Four grueling years of full-time work and school had resulted in my joining the 4% of Latinos constituting the graduate student community. I , the son of a former illegal immigrant and a mother who had to drop out of school at 9th grade to pick strawberries, was about to begin at one of the most prestigious research universities in the nation with a full scholarship, a hefty stipend, and the not-guaranteed parking permit.
And yet it didn't hit me until I reached the bottom of the well-worn stairs how truly special this moment was.
A bit of background: I am a graduate of Anaheim High School, class of 1997, from which about 15 students out of my senior class of over 300 attended college and few teachers ever gave a damn. I nearly became a product of the school? administrative apathy; never bothering with homework and spending class time reading the sports section, I graduated with a cumulative GPA of 2.93.
College was not on my mind upon graduation. Who could blame me? Aside from an uncaring school, my family initially did not encourage my educational success. None of my aunts and uncles had even attended high school, let alone graduate; how could I expect my family's assistance in deciphering the FASFA?
To them, school was a hindrance to making money and starting one's life. When I finally decided to enroll in a community college, my father was so upset that he accused me of trying to ruin my family by not seeking a full-time job to help pay house bills. But my undergraduate experience transformed my family and me.
I attended Orange Coast College, transferred to Chapman University, and graduated this past May with a GPA of 3.89--all while never working less than 32 hours a week. In February, I got word of my acceptance to UCLA's graduate program in Latin American Studies.
They did not even bother with the prerequisite statement acknowledging the delivery of my application, instead sending the congratulatory letter that my father proudly mentioned to anyone within earshot for months.
Upon this background and with a mixture of excitement and anxiety I started my UCLA journey. I was entering a discipline that I plan to devote my brain to but with no academic background in it.
In addition, a relaxing commute from Anaheim to Westwood via the 91-to-605-to-105-to-405, exit Sunset Blvd., four days a week, would jangle my nerves. But I told myself that the stress would be worth it since I would succeed, become a role model for others, and make my family and loved ones proud. It hasn't been easy.
This past quarter, I had to read about 400 pages every week for my classes and was expected not only to smelt the material but also to forge it into a smart sword from which to fight other analytical giants with. This is no simple task for someone whose major undergraduate concern was Billy Wilder's shot selections, not the role of phenotypical differences in racial construction.
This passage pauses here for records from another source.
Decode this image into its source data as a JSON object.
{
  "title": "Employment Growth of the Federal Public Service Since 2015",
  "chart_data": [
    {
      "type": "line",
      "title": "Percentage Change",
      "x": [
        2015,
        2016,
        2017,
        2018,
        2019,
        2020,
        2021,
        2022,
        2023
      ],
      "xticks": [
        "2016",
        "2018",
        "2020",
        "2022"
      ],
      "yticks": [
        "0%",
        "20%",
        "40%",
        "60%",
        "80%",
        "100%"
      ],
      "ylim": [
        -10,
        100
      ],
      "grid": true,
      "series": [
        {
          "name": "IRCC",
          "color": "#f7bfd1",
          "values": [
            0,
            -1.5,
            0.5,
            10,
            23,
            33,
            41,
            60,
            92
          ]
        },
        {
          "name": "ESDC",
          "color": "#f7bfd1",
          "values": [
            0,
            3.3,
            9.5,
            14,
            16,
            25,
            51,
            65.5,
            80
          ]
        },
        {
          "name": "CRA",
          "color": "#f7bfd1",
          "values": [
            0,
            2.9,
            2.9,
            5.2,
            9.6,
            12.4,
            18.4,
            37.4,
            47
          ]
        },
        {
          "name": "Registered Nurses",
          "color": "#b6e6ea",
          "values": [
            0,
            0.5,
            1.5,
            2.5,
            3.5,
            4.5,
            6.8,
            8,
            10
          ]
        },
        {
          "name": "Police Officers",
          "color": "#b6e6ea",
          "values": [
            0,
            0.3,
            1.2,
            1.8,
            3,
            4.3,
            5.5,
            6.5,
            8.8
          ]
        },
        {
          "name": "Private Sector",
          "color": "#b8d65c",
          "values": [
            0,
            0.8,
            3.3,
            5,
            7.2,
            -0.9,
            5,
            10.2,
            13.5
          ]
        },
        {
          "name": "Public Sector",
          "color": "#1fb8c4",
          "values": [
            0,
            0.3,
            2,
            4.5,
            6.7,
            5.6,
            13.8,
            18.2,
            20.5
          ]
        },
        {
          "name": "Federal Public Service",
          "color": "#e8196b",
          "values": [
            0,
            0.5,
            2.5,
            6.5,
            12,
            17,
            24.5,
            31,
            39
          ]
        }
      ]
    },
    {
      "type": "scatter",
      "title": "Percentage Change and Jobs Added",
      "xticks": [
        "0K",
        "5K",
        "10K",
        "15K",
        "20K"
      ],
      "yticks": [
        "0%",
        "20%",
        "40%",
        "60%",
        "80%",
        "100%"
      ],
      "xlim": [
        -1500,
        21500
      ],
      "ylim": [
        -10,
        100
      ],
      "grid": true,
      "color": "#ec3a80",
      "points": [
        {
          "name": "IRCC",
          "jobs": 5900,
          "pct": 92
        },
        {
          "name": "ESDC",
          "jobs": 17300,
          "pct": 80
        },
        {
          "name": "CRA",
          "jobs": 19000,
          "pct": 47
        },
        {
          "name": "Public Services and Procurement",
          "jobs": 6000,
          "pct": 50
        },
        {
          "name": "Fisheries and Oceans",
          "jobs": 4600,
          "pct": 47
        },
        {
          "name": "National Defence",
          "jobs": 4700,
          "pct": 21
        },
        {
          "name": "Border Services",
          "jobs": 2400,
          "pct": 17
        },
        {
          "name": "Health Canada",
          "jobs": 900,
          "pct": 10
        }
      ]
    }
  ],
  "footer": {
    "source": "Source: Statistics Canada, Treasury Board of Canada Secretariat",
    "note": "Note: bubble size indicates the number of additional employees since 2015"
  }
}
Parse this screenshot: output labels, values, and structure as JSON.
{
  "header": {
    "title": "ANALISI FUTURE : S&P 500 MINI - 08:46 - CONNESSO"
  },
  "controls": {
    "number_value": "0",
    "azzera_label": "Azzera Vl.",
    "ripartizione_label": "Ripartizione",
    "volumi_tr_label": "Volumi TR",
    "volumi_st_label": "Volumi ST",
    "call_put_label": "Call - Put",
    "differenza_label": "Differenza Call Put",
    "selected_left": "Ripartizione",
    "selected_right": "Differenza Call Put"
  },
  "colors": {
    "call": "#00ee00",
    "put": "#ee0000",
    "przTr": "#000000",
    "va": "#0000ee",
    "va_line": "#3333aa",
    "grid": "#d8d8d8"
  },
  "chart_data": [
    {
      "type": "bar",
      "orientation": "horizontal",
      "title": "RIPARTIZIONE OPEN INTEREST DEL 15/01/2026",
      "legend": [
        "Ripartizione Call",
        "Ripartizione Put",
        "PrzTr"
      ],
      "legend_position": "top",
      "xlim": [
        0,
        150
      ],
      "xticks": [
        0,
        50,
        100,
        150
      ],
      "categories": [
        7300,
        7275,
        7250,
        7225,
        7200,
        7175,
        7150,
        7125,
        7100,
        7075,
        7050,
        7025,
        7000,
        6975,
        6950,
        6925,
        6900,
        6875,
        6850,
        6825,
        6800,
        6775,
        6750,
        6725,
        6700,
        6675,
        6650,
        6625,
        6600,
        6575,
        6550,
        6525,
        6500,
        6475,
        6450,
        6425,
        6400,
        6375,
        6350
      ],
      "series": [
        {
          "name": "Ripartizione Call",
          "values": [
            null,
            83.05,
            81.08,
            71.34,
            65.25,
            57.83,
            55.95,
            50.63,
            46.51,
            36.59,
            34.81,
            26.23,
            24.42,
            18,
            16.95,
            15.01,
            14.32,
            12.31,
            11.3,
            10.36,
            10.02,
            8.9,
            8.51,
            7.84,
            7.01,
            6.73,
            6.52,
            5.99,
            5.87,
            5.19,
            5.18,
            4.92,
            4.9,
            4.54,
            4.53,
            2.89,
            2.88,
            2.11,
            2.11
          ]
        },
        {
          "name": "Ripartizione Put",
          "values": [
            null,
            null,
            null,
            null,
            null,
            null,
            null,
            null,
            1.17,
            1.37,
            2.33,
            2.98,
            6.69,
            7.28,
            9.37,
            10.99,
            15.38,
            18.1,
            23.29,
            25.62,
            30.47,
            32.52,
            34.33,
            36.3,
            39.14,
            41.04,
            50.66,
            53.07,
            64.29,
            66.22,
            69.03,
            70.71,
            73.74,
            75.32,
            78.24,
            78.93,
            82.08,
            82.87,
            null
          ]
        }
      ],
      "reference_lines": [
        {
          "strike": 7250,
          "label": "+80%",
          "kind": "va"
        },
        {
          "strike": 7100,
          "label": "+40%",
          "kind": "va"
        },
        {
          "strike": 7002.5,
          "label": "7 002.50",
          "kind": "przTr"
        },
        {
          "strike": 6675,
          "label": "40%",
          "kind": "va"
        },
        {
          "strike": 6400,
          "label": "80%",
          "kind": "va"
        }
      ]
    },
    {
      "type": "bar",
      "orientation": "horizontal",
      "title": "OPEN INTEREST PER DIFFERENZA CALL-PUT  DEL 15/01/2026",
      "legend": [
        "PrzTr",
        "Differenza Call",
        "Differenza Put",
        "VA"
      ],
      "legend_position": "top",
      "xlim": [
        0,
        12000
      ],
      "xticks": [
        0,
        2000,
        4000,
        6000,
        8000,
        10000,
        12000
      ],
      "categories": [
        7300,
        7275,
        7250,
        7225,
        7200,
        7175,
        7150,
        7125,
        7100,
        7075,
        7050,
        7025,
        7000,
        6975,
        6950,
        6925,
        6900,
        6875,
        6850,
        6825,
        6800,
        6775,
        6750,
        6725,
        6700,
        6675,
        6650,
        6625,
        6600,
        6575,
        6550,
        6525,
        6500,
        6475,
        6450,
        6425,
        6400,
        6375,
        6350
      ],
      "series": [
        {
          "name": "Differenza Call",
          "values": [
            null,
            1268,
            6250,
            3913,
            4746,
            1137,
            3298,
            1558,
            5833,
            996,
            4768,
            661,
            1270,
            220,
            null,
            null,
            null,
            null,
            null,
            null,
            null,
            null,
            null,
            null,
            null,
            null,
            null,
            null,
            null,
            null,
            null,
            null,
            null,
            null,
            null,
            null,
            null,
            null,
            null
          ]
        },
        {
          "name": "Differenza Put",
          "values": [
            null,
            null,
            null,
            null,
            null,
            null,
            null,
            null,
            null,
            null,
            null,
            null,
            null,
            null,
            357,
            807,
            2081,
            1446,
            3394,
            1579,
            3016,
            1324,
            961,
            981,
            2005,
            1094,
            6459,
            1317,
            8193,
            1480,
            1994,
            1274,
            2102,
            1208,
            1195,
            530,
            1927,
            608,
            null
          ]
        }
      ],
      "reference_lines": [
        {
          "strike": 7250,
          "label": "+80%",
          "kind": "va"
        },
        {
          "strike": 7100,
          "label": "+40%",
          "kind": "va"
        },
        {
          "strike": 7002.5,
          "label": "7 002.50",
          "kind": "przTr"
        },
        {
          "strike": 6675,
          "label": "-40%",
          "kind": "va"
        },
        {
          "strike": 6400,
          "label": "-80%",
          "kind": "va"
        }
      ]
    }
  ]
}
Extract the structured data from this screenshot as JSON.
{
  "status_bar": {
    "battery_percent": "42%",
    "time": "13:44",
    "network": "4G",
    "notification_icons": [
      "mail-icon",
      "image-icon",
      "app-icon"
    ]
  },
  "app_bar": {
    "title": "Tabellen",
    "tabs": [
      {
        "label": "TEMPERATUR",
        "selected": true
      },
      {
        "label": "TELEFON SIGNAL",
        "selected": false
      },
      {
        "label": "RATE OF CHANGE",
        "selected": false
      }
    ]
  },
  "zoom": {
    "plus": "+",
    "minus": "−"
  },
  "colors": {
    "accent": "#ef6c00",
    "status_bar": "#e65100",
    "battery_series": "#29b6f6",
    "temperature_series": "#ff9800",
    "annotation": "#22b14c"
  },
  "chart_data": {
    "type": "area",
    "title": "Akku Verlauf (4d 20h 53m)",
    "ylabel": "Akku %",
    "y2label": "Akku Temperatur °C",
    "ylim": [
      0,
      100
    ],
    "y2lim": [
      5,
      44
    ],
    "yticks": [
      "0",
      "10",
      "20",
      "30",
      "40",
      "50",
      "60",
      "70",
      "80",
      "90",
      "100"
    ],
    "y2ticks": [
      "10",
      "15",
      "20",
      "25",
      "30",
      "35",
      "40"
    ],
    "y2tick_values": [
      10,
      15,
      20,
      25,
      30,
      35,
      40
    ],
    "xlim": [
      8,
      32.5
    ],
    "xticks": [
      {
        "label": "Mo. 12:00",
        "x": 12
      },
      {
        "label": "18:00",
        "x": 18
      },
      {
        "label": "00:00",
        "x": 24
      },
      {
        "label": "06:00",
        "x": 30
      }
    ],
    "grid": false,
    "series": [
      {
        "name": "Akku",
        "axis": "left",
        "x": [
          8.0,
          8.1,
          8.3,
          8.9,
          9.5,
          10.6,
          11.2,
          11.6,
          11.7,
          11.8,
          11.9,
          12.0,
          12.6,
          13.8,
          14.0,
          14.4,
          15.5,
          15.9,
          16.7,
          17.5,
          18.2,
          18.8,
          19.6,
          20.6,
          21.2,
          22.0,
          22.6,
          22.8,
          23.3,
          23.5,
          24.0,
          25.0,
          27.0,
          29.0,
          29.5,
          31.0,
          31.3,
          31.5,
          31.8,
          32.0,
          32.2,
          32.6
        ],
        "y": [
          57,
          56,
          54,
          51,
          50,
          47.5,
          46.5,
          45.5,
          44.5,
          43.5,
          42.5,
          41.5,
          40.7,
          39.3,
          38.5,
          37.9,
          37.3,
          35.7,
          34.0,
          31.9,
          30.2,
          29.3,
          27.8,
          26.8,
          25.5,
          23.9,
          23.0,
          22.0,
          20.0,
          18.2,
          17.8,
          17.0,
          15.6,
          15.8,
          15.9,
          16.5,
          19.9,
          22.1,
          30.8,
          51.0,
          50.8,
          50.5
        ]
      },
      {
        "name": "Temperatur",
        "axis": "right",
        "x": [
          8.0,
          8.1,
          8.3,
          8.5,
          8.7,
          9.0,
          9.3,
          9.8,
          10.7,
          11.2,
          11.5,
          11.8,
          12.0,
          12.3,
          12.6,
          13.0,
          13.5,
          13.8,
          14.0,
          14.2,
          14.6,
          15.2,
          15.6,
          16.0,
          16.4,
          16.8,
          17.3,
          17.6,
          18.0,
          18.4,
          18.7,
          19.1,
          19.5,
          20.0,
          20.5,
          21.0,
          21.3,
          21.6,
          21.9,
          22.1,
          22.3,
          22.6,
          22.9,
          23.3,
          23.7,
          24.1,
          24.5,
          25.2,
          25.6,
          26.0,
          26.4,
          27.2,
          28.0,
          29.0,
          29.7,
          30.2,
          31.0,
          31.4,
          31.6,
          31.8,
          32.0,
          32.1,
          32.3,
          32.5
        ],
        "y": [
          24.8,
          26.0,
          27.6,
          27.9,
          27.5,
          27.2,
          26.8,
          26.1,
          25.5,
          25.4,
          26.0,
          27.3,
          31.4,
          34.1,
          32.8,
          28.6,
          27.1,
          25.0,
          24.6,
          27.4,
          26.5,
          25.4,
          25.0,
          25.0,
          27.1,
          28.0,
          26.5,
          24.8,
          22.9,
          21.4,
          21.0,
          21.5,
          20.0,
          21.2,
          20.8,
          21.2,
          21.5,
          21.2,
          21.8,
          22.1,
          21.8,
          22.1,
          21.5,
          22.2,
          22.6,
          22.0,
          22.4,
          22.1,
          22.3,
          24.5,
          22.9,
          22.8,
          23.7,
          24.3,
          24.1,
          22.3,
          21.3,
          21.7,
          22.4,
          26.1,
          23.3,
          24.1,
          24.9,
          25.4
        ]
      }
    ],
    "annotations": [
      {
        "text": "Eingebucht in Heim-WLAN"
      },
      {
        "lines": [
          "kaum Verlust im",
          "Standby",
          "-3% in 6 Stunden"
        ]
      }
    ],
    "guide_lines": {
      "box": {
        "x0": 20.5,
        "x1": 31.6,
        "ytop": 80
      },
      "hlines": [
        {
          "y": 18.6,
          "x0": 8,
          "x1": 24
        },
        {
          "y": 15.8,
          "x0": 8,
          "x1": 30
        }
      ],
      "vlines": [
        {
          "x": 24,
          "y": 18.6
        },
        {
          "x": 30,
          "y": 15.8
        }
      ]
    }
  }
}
At the same time, I still had to meet journalism deadlines and find interesting stories. Switching from the droll writing of academia to alternative journalism's goofy musings is not easy and after a couple of failed attempts in both mediums many of my friends suggested I should reconsider my priorities, drop out of graduate school, and pursue journalism full-time.
Yet I persisted in my studies. I fell back upon the scholastic, monastic lifestyle that allowed me to succeed at Chapman and drew upon my journalism craft to offer unique perspectives on subjects that had been debated to a grinding bore in the academy long ago. My advisors (both in journalism and at UCLA) proved to be valuable resources in letting me vent and formulate my interests.
Most importantly, I loved my situation, reveling in the fact I was being paid to study rather than working full-time as I had for the past five years and still manage to piss people off in nearly weekly pieces.
Then one chilly Christmas Eve, I finally received the grades I had been waiting on: two A's in classes I was sure I had failed.
Coming about one week after my first radio interview (on KPFK? "Morning Show"), I was ecstatic. I am the first in my family and community of immigrants to attend graduate school and am succeeding with no map.
Because of me, my entire family understands the importance of education and my younger cousins are lining up, one by one, relishing the thought of college.
I should be proud; I know my parents are.